Arne H. Lindgrens kyrkospel
Abstract
Arne H. Lindgren (1922-1991) wrote four liturgical plays for Lunds Stifts Kyrkospel (Liturgical Plays of the Diocese of Lund).
The first one is Den opassande lovsången (The Objectionable Song of Praise, 1977). It is a play with strong contrasts between voices and attitudes. In the prologue we meet Allan, a scrap-dealer, who turns out to be the man who lent Jesus his colt for Jesus’ last ride into Jerusalem. Another prologue sets the special time of the play: present and past are inseparable— everything is seen in a moment of presence.
In Den opassande lovsången some voices describe their experience of Christ. They tell us about the gift of identity, they show delight at singing and dancing and laughing. But other voices object to their joy. They ex press intolerance, repression, and scorn. All through the drama we meet this conflict between repression and joy. Christ is seen as the one who has identified himself with the common human being. When some voices claim the transcendence of God, one voice insists: “Someone is here— here by me!”
Fattigmässa (Mass of the Poor, 1978) is Lindgrens next liturgical play. It is called a church cabaret and is a bitter satire. Here we find no openness towards faith or human communion, no prayer, no presence of Christ. The “mass” of the title takes place at a shopping-centre, and the satire is directed against materialism, empty religiosity and society’s authorities. Fattigmässa ends abruptly with an apocalyptic threat which can be an allusion to nuclear war.
Himlen och hunden (Heaven and the Dog, 1979) resembles Den opassande lovsången with its lyrical parts and play with voices. The underlying biblical text is Mt. 15:21-28 where Jesus first rejects a Canaanite woman begging him to heal her daughter. But she argues with him saying: “...even the dogs eat the crumbs that fall from their masters’ table”. In the drama there are few open allusions to the dog of the title. It seems that “dogs” are ordinary, fragile people with easily exploited needs and unfulfilled longings. The division between “children” and “dogs” in the biblical text corresponds to the division between people “inside” and “outside” in the play.
Like the two former plays, Himlen och hunden attacks activity-neurosis, buying-hysteria and the military system. Himlen och hunden is darker than Den opassande lovsången but not as dark as Fattigmässa. It indicates no easy solutions, but a confidence in Christ.
All the liturgical plays of Arne H. Lindgren are filled with rage. In Duvomånglaren (The Dove-Monger, 1981) the rage burns throughout the play and culminates at the very end. The main character is one of the mongers who were driven out of the temple by the furious Christ. Since then he has sought Christ who made an ineffaceable impression on him. The play attacks expressions of consumer-culture in church and society, it assaults authorities of all sorts, the weapon-industry and the military. There are in the drama some “seekers” who have had an experience of Christ and now seek a living faith in Christ in the society of today. But representatives of the establishment are heavily opposed to them. In the last monologue the main character has understood the act of Christ in the temple. Every lash of the scourge was a lash for peace, for freedom and against oppression, profit, and exploitation. The dove-monger expresses his deep devotion to Christ.

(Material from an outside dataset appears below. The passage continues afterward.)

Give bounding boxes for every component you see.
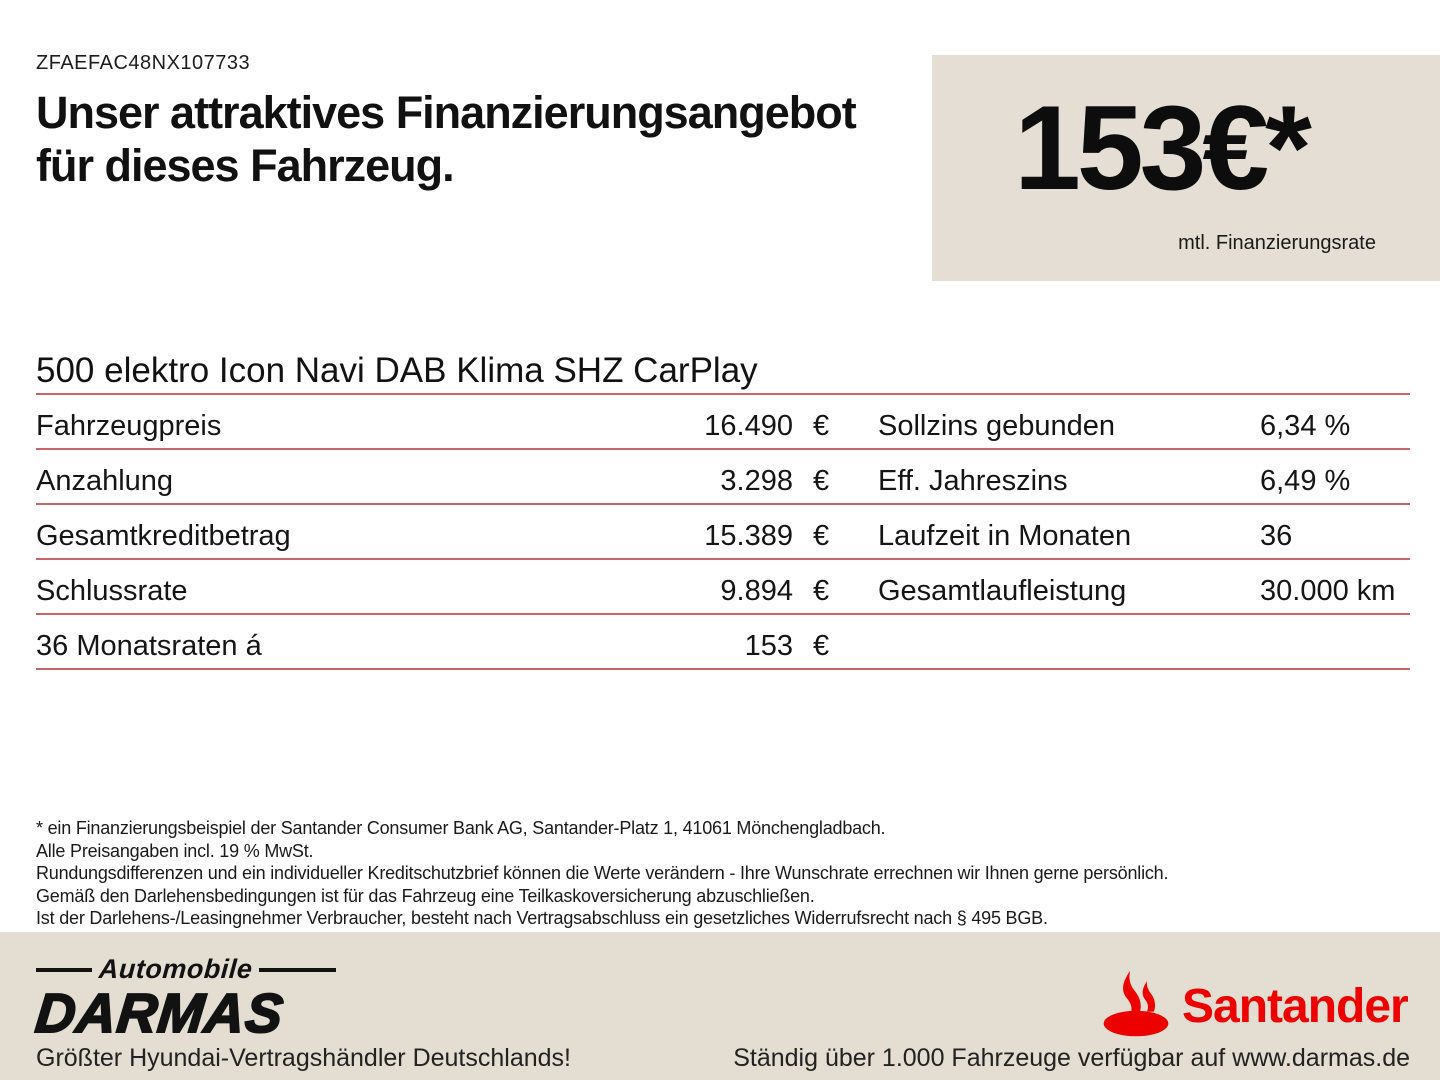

As this survey shows, Arne H. Lindgrens liturgical plays are characterised by strong contrasts. In the centre we find the lonely, fragile individual— a seeker of faith and pure joy. Opposed to him we hear the voices of oppression and authority, of intolerance and pettiness. But Christ is on the lonely individual’s side. He understands, he struggles, he is there with his presence.
The plays are characteristic of the political movement of the 1970’s. Their call is not often heard in church and society anymore, though it is needed even more today than before.